Still, there are no paintings. There is a gift shop (no surprise there) and a fund-raising desk (again, no surprise).

You can now enter the corridor that will take you to Degas, Renoir, et al, back where they've always been, in their original buildings, nicely spiffed up but essentially the same. You have paid homage to Ando and Conforti, so you will be permitted to see the art.

A few words about that art: I have been visiting the Clark for over 30 years; for several of those years I was a creative consultant to the museum, and together we were honored with numerous national and regional design awards, so I know a little of its institutional history. The Sterling and Francine Clark Art Institute has always struck me as being embarrassed about itself — embarrassed, more specifically, about the Clarks and their reactionary taste in art.
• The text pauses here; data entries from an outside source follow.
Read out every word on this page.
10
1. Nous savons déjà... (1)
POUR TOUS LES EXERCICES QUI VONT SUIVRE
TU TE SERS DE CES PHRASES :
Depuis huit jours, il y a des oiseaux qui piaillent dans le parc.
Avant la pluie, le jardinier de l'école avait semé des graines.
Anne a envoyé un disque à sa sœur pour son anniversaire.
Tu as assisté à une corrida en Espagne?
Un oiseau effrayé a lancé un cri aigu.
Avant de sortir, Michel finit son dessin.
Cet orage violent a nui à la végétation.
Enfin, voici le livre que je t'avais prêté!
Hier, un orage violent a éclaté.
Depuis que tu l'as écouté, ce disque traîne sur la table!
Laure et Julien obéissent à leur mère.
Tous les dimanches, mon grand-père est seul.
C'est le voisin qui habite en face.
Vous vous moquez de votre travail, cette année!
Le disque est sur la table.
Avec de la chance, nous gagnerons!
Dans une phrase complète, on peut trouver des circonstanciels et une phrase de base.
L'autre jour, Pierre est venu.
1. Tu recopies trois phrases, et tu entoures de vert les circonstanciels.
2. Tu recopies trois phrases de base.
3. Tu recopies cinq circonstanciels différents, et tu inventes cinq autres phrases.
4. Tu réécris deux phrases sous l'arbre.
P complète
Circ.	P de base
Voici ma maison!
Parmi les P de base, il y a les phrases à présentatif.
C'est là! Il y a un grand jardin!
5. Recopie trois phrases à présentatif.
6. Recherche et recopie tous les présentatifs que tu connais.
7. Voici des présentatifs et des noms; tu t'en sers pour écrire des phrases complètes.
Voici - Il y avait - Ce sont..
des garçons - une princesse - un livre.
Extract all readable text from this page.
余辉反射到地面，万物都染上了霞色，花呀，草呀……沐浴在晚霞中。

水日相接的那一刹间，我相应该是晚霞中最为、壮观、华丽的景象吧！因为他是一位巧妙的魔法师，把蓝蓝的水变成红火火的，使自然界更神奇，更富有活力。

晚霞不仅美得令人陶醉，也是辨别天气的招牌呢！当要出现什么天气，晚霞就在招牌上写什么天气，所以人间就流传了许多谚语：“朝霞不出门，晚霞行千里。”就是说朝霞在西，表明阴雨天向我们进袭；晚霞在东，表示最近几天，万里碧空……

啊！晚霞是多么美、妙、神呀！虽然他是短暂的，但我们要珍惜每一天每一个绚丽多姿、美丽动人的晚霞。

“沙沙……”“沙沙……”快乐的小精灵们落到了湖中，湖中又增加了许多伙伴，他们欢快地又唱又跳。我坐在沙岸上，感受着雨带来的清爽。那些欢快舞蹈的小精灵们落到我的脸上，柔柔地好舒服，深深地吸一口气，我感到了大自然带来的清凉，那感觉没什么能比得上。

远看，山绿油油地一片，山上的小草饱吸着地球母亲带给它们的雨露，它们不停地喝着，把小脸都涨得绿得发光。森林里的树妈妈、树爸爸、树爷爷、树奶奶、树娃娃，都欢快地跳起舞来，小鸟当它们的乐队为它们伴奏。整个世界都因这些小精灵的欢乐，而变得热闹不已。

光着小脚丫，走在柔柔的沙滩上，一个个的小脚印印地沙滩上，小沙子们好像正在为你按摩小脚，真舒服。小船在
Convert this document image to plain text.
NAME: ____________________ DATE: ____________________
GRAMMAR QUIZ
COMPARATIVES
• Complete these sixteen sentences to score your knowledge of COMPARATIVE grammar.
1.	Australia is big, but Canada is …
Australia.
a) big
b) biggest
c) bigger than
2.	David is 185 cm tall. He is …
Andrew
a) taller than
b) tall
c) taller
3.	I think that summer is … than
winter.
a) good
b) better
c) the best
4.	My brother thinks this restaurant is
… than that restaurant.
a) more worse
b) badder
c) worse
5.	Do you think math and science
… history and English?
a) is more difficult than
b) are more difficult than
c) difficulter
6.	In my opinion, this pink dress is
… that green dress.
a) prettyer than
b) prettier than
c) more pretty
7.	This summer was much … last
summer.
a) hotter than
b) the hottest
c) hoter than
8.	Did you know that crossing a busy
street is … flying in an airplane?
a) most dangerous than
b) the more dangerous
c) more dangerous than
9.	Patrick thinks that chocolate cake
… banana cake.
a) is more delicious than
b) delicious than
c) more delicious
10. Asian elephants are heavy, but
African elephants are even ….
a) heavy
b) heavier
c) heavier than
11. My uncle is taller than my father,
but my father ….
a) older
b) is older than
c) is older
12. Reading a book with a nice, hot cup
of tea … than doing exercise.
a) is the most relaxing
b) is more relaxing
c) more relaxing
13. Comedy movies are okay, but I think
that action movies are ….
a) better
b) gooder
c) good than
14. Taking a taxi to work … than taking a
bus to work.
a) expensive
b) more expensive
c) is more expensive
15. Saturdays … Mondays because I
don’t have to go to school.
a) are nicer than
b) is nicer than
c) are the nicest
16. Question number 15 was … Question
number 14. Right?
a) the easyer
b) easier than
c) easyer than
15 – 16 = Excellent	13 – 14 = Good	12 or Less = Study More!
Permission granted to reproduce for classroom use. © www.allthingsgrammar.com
The Clarks were able to amass a magnificent collection because at the time they were collecting it was hopelessly unfashionable, and thus relatively cheap. In the postmodern era, people rediscovered the joys of premodernist painting, but by that time the Clark had gained the reputation of being a backwater in the museum world, where terms like "blockbuster" and "superstar" were luring in new audiences. Twenty years ago the institute set out to address that situation, to bring about change.


Which brings me to my point: This inconvenient, wasteful, bombastic architectural statement doesn't represent any change at all. It's still the same collection. Major paintings by the same artists are now priced far out of reach, so don't expect to see much new art, and pictorial painting is fashionable again, so there's no reason for the more-evident-than-ever inferiority complex.

As I was leaving, I stopped to grumble at the Conforti video. I was joined by a woman sympathetic to my opinion, a fellow painter, who explained the need for the tedious wall, the confusing entryway, the passage through Mammon preceding the admittance to Art: "It's fascist architecture. For fascism to work, it needs to make people feel stupid." I certainly felt stupid. But I'm thinking maybe I'm not the only stupid one.

Jonathon Nix is a Massachusetts-based artist and designer.